Bij de de laatste zinsneden van Max Rooses' rede werd het borstbeeld ontbloot. Nieuwe toejuichingen barstten los. De Heer Fabri, die het kunststuk vervaardigde, haalt eene van zijn werk.
Intusschen waren de afgevaardigden van Brussel en Schaarbeek, met den dienstdoenden Burgemeerster der hoofdstad Karel Buls binnengetreden. Deze laatste overhandigde den held der betooging eene prachtige kroon, terwijl hij hem onder het geestdriftig handgeklap der aanwezigen, in vloeiend Nederlandsch zijne hulde toebracht.
Verder spraken nog Emanuël Hiel, in naam der Vlamingen van Schaarbeek, Julius Hoste, als voorzitter der Brusselsche afdeeling van het Willemsfonds en Julius Vuylsteke de gewezen algemeene secretaris, die met zijn krachtig woord de hooge verdiensten van den gevierde als Vlaming en verdediger onzer belangen, als braaf en rechtschapen man, in het licht stelde.

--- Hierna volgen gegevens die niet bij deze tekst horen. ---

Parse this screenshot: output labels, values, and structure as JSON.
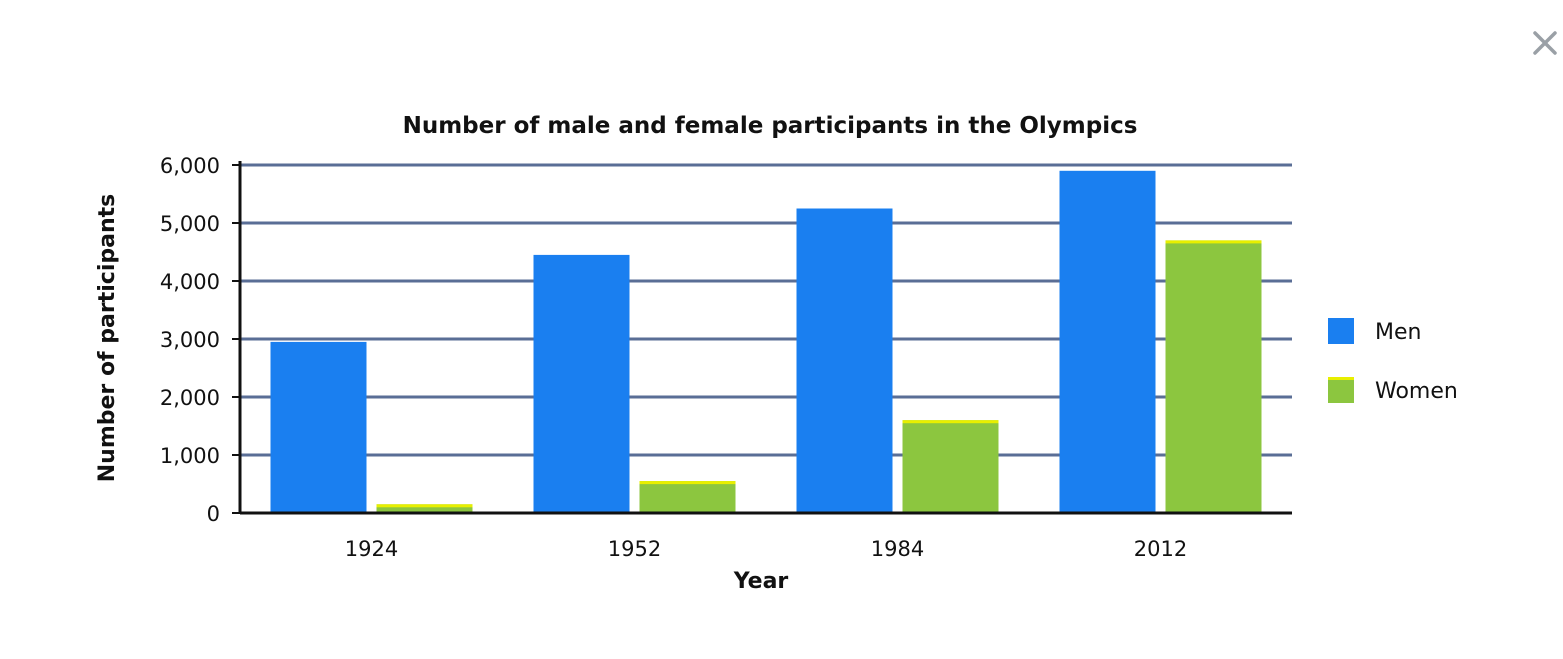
{
  "dialog": {
    "close_icon": "close-icon"
  },
  "chart_data": {
    "type": "bar",
    "title": "Number of male and female participants in the Olympics",
    "xlabel": "Year",
    "ylabel": "Number of participants",
    "categories": [
      "1924",
      "1952",
      "1984",
      "2012"
    ],
    "series": [
      {
        "name": "Men",
        "color": "#1a7ff0",
        "values": [
          2950,
          4450,
          5250,
          5900
        ]
      },
      {
        "name": "Women",
        "color": "#8cc63f",
        "cap_color": "#e8ef00",
        "values": [
          150,
          550,
          1600,
          4700
        ]
      }
    ],
    "ylim": [
      0,
      6000
    ],
    "yticks": [
      0,
      1000,
      2000,
      3000,
      4000,
      5000,
      6000
    ],
    "ytick_labels": [
      "0",
      "1,000",
      "2,000",
      "3,000",
      "4,000",
      "5,000",
      "6,000"
    ],
    "grid": true,
    "grid_color": "#5a6e96",
    "legend_position": "right"
  }
}
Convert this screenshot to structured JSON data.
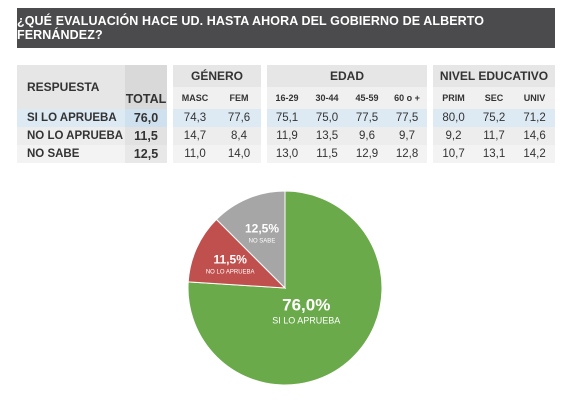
{
  "title": "¿QUÉ EVALUACIÓN HACE UD. HASTA AHORA DEL GOBIERNO DE ALBERTO FERNÁNDEZ?",
  "table": {
    "respuesta_label": "RESPUESTA",
    "total_label": "TOTAL",
    "groups": [
      {
        "label": "GÉNERO",
        "subs": [
          "MASC",
          "FEM"
        ]
      },
      {
        "label": "EDAD",
        "subs": [
          "16-29",
          "30-44",
          "45-59",
          "60 o +"
        ]
      },
      {
        "label": "NIVEL EDUCATIVO",
        "subs": [
          "PRIM",
          "SEC",
          "UNIV"
        ]
      }
    ],
    "rows": [
      {
        "label": "SI LO APRUEBA",
        "total": "76,0",
        "genero": [
          "74,3",
          "77,6"
        ],
        "edad": [
          "75,1",
          "75,0",
          "77,5",
          "77,5"
        ],
        "nivel": [
          "80,0",
          "75,2",
          "71,2"
        ]
      },
      {
        "label": "NO LO APRUEBA",
        "total": "11,5",
        "genero": [
          "14,7",
          "8,4"
        ],
        "edad": [
          "11,9",
          "13,5",
          "9,6",
          "9,7"
        ],
        "nivel": [
          "9,2",
          "11,7",
          "14,6"
        ]
      },
      {
        "label": "NO SABE",
        "total": "12,5",
        "genero": [
          "11,0",
          "14,0"
        ],
        "edad": [
          "13,0",
          "11,5",
          "12,9",
          "12,8"
        ],
        "nivel": [
          "10,7",
          "13,1",
          "14,2"
        ]
      }
    ]
  },
  "chart_data": {
    "type": "pie",
    "slices": [
      {
        "label": "SI LO APRUEBA",
        "value": 76.0,
        "display": "76,0%",
        "color": "#6aaa4b"
      },
      {
        "label": "NO LO APRUEBA",
        "value": 11.5,
        "display": "11,5%",
        "color": "#c0504d"
      },
      {
        "label": "NO SABE",
        "value": 12.5,
        "display": "12,5%",
        "color": "#a6a6a6"
      }
    ]
  }
}
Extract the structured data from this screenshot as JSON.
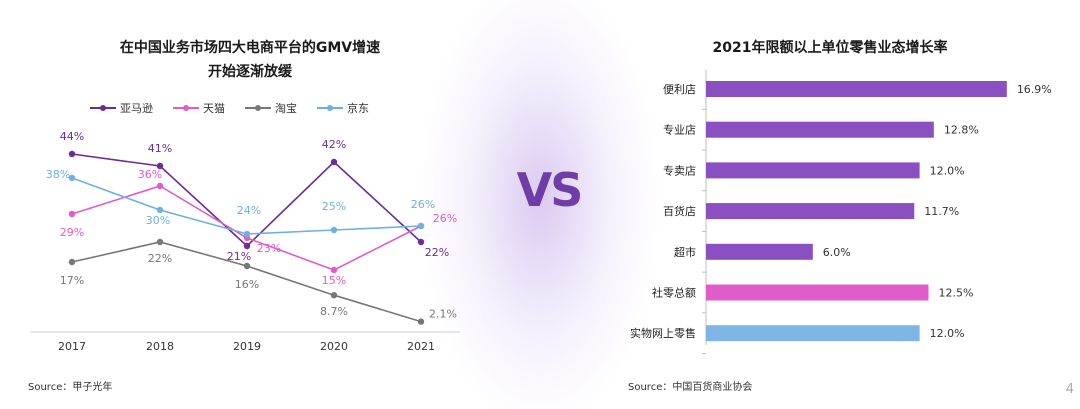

De Heer Florus, voorziter van den Liberalen Vlaamschen Bond en Jan van Rijswijck, namens de Vlaamsche Vrijzinnige Vereeniging, richtte eenige woorden van dank aan Aug. Michiels toe en overhandigden hem een aandenken.
Diep getroffen door die vele bewijzen van hulde en genegenheid, stond nu de voorzitter de Antwerpsche afdeeling recht, en met eene van ontroering bevende stem zegde hij hartelijk dank aan allen, die deze betooging hadden ingericht; hij wilde meer spreken, maar de aandoening overmeesterde hem en de tranen in zijne oogen kwamen de woordelijke uitdrukking zijner gevoelens vervangen.